Marketing sits between science and art.
The art comes in learning to understand what people want. Seeing them and the problems they have, then delivering a solution that addresses the problem. Often, they themselves don’t know what they want, at least consciously. It comes in packaging your solution so that you present it in a way that connects with them and motivates them to take action.
The science comes with testing one element of your campaign against another. Constant testing, trial and error, can cause a fundamental impact in your marketing response and success.
The art is in creating ten headlines, the science is testing which performs best.
Big data can’t do your job for you
Some people and organisations act as if big data can help us answer all marketing questions. It’s easier to make decisions based on big data rather than doing the emotional work, the art, and learn to see how your client sees things. But, all big data can tell you is how everyone clumped together acts or behaviours in a given environment.
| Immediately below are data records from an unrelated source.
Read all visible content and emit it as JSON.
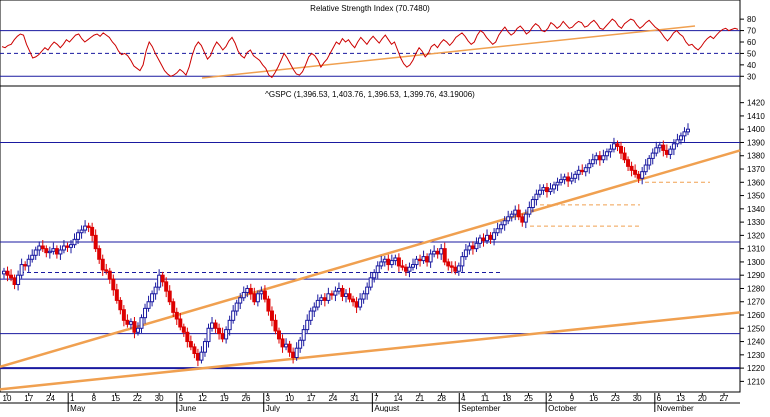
{
  "chart_data": [
    {
      "type": "line",
      "title": "Relative Strength Index (70.7480)",
      "y_ticks": [
        30,
        40,
        50,
        60,
        70,
        80
      ],
      "ylim": [
        25,
        88
      ],
      "reference_levels": [
        30,
        50,
        70
      ],
      "series": [
        {
          "values": [
            56,
            55,
            57,
            58,
            62,
            65,
            67,
            66,
            58,
            52,
            46,
            47,
            49,
            52,
            55,
            53,
            57,
            60,
            58,
            55,
            58,
            62,
            60,
            63,
            66,
            67,
            63,
            60,
            62,
            64,
            66,
            67,
            65,
            68,
            66,
            64,
            60,
            57,
            52,
            49,
            50,
            48,
            44,
            39,
            37,
            35,
            40,
            52,
            60,
            56,
            50,
            45,
            40,
            35,
            32,
            30,
            31,
            33,
            36,
            34,
            31,
            38,
            48,
            56,
            60,
            57,
            51,
            45,
            48,
            55,
            60,
            57,
            53,
            56,
            61,
            64,
            59,
            52,
            48,
            46,
            51,
            53,
            48,
            46,
            44,
            40,
            37,
            31,
            29,
            33,
            38,
            44,
            50,
            46,
            41,
            36,
            32,
            31,
            34,
            40,
            47,
            50,
            48,
            44,
            38,
            42,
            45,
            50,
            55,
            60,
            58,
            63,
            60,
            62,
            58,
            55,
            60,
            64,
            61,
            58,
            62,
            65,
            62,
            59,
            63,
            66,
            62,
            58,
            60,
            53,
            46,
            41,
            38,
            40,
            44,
            50,
            55,
            52,
            47,
            50,
            56,
            58,
            55,
            59,
            62,
            60,
            57,
            60,
            64,
            66,
            68,
            65,
            61,
            58,
            60,
            66,
            70,
            68,
            64,
            61,
            58,
            60,
            66,
            70,
            73,
            69,
            66,
            68,
            72,
            74,
            71,
            67,
            69,
            73,
            76,
            74,
            70,
            69,
            72,
            77,
            75,
            72,
            74,
            78,
            75,
            72,
            73,
            76,
            78,
            77,
            73,
            74,
            77,
            79,
            76,
            72,
            71,
            74,
            77,
            80,
            78,
            74,
            72,
            76,
            78,
            80,
            79,
            75,
            72,
            74,
            77,
            79,
            76,
            73,
            71,
            68,
            64,
            61,
            64,
            68,
            70,
            67,
            65,
            60,
            57,
            58,
            55,
            53,
            56,
            60,
            63,
            65,
            63,
            66,
            69,
            71,
            72,
            70,
            71,
            72,
            71
          ]
        }
      ]
    },
    {
      "type": "candlestick",
      "title": "^GSPC (1,396.53, 1,403.76, 1,396.53, 1,399.76, 43.19006)",
      "y_ticks": [
        1210,
        1220,
        1230,
        1240,
        1250,
        1260,
        1270,
        1280,
        1290,
        1300,
        1310,
        1320,
        1330,
        1340,
        1350,
        1360,
        1370,
        1380,
        1390,
        1400,
        1410,
        1420
      ],
      "ylim": [
        1202,
        1422
      ],
      "x_day_labels": [
        "10",
        "17",
        "24",
        "1",
        "8",
        "15",
        "22",
        "30",
        "5",
        "12",
        "19",
        "26",
        "3",
        "10",
        "17",
        "24",
        "31",
        "7",
        "14",
        "21",
        "28",
        "4",
        "11",
        "18",
        "25",
        "2",
        "9",
        "16",
        "23",
        "30",
        "6",
        "13",
        "20",
        "27"
      ],
      "x_month_labels": [
        "May",
        "June",
        "July",
        "August",
        "September",
        "October",
        "November"
      ],
      "horizontal_levels": [
        1220,
        1246,
        1287,
        1315,
        1390
      ],
      "dashed_levels": [
        1292
      ],
      "short_dashed_levels": [
        1327,
        1343,
        1360
      ],
      "trendlines": [
        {
          "from": [
            0,
            1221
          ],
          "to": [
            1,
            1384
          ]
        },
        {
          "from": [
            0,
            1204
          ],
          "to": [
            1,
            1262
          ]
        }
      ],
      "closes": [
        1293,
        1290,
        1288,
        1283,
        1290,
        1298,
        1297,
        1302,
        1305,
        1309,
        1312,
        1310,
        1307,
        1308,
        1310,
        1306,
        1309,
        1312,
        1311,
        1313,
        1317,
        1322,
        1324,
        1327,
        1326,
        1320,
        1310,
        1302,
        1294,
        1293,
        1287,
        1279,
        1271,
        1264,
        1256,
        1253,
        1255,
        1247,
        1250,
        1258,
        1265,
        1270,
        1276,
        1281,
        1290,
        1285,
        1278,
        1270,
        1262,
        1257,
        1251,
        1247,
        1240,
        1236,
        1231,
        1226,
        1232,
        1240,
        1250,
        1254,
        1250,
        1246,
        1242,
        1249,
        1256,
        1263,
        1269,
        1273,
        1277,
        1280,
        1276,
        1270,
        1276,
        1278,
        1272,
        1263,
        1256,
        1248,
        1242,
        1236,
        1238,
        1232,
        1228,
        1235,
        1241,
        1249,
        1256,
        1263,
        1266,
        1271,
        1273,
        1271,
        1276,
        1275,
        1278,
        1280,
        1274,
        1276,
        1272,
        1270,
        1266,
        1272,
        1276,
        1281,
        1288,
        1292,
        1297,
        1300,
        1302,
        1298,
        1301,
        1303,
        1297,
        1296,
        1293,
        1296,
        1298,
        1302,
        1301,
        1304,
        1300,
        1306,
        1308,
        1306,
        1310,
        1300,
        1297,
        1296,
        1293,
        1297,
        1304,
        1309,
        1312,
        1310,
        1314,
        1318,
        1316,
        1320,
        1317,
        1322,
        1325,
        1328,
        1331,
        1334,
        1336,
        1339,
        1334,
        1330,
        1336,
        1341,
        1347,
        1351,
        1354,
        1356,
        1353,
        1355,
        1358,
        1360,
        1362,
        1364,
        1361,
        1363,
        1366,
        1369,
        1368,
        1371,
        1374,
        1377,
        1380,
        1377,
        1380,
        1383,
        1385,
        1389,
        1387,
        1382,
        1377,
        1372,
        1369,
        1366,
        1363,
        1368,
        1373,
        1378,
        1382,
        1386,
        1388,
        1384,
        1381,
        1385,
        1389,
        1392,
        1395,
        1398,
        1400
      ]
    }
  ]
}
When your PPC agency tells you their data proves that blue enquiry forms deliver a better conversion rate than red, stop and think about this. Do they work with businesses like your own? Is this data representative of the people you want to reach? Is this causation or correlation?
It’s unlikely that the data is an exact sample of your customer base and the relative relationship they have with your business at the moment of entering your website. So, listen to the advice from the PPC agency, but you should question it. Knowing what you know about your target clients, is it worth my time to change or test the form colour right now? Or, is my time better spent on some other task?
The messenger is biased
When a big organisation like Google or Amazon release results from their tests, take two things into account before implementing their findings into your marketing campaign.
Firstly, they’re measuring online behaviour by everyone. You’re not trying to sell to everyone, so immediately the data isn’t representative of your users.
Secondly, these businesses have an agenda and reason for publishing their findings. Both sell advertising, and in Google’s case their whole business model is built on the back of their advertising. Ultimately, if they have data that encourages an increase in usage of their ad platform, directly or indirectly, they’ll publish it. They want to help you build vanity metrics, because vanity metrics get you spending more on their platform.
If the data is relevant to your audience, it’s worth analysis. If it’s representative of the masses, it’s of little use to you unless you sell to everyone. If you work for P&G, you sell to everyone. For most of us, that’s not the case.